Approvisionnement en carburant de l’Abkhazie
Le Premier ministre géorgien Irakli Kobakhidze a confirmé que de l’essence avait été fournie depuis le territoire contrôlé par Tbilissi, dans un contexte de grave pénurie de carburant en Abkhazie occupée. Un journaliste a interrogé Kobakhidze à ce sujet.
L’Abkhazie occupée a récemment été confrontée à une grave pénurie de carburant, ce qui a entraîné d’importantes restrictions sur l’approvisionnement en essence et autres produits pétroliers.
« Nous n’avons pas introduit cela ; cela a été introduit par des entreprises privées », a déclaré Kobakhidze lors d’un point de presse. Il a ajouté que ces mesures étaient prises conformément à la législation géorgienne en vigueur, notamment la loi sur les territoires occupés.
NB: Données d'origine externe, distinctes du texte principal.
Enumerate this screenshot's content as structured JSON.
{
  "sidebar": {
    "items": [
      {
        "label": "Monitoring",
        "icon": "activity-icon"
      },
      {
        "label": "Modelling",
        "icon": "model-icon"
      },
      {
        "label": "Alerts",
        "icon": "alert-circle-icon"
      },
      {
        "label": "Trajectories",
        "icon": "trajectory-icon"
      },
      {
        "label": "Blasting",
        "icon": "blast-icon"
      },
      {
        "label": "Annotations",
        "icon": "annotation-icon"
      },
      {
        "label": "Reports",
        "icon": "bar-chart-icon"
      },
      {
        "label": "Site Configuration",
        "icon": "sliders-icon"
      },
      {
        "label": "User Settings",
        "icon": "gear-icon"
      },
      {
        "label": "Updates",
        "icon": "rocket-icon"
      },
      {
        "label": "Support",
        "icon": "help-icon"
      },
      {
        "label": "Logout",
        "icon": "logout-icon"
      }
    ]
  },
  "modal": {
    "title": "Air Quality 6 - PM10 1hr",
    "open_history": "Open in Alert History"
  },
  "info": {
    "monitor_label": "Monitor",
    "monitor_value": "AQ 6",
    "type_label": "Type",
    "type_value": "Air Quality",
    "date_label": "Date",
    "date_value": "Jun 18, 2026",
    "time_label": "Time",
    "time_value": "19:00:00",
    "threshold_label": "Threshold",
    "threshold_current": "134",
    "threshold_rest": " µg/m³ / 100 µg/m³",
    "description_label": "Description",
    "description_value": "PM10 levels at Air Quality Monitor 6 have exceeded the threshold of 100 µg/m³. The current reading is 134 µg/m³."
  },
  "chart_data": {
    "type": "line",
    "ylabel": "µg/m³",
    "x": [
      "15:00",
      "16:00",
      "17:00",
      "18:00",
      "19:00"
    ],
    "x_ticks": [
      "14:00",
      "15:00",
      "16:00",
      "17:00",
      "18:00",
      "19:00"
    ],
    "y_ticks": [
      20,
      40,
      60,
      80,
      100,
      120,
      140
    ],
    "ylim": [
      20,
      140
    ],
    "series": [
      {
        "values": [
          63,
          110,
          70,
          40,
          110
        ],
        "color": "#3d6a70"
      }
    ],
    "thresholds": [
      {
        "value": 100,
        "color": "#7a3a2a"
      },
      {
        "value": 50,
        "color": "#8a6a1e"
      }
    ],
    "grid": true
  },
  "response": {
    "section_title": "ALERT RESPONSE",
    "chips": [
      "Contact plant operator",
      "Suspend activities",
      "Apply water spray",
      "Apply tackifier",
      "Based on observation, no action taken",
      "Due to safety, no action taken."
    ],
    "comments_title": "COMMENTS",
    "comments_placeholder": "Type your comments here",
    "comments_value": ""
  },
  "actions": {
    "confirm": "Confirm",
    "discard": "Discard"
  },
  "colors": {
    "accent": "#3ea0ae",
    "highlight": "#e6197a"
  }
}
Il a déclaré que le gouvernement géorgien était prêt à contribuer, dans la mesure du possible, à améliorer la situation des personnes vivant en Abkhazie occupée.
« Si nous parvenons à améliorer la situation, y compris pour la population vivant en Abkhazie, nous le ferons, mais nous agirons dans le cadre de la loi sur les territoires occupés », a déclaré Kobakhidze.
Kobakhidze a également évoqué le programme gouvernemental « Un pas vers un avenir meilleur ». Selon lui, il s’agit d’apporter un soutien aux personnes vivant dans les territoires occupés, notamment à la population abkhaze.
Rendre la citoyenneté abkhaze aux Géorgiens de souche : intégration ou menace pour la sécurité ?
La proposition concerne les habitants du district de Gali, en Abkhazie, qui ont été déchus de leur citoyenneté abkhaze en 2011 parce qu’ils détiennent également la citoyenneté géorgienne.
Commentaire
Le chef de la Coalition de l’opposition pour le changement, Nika Gvaramia, a réagi à la déclaration de Kobakhidze et a appelé le gouvernement à fournir des éclaircissements supplémentaires.
Gvaramia a noté que la loi géorgienne sur les territoires occupés interdit généralement toute activité économique directe non autorisée en Abkhazie et dans la région de Tskhinvali, bien qu’elle prévoie certaines exceptions, notamment pour les activités menées à des fins humanitaires.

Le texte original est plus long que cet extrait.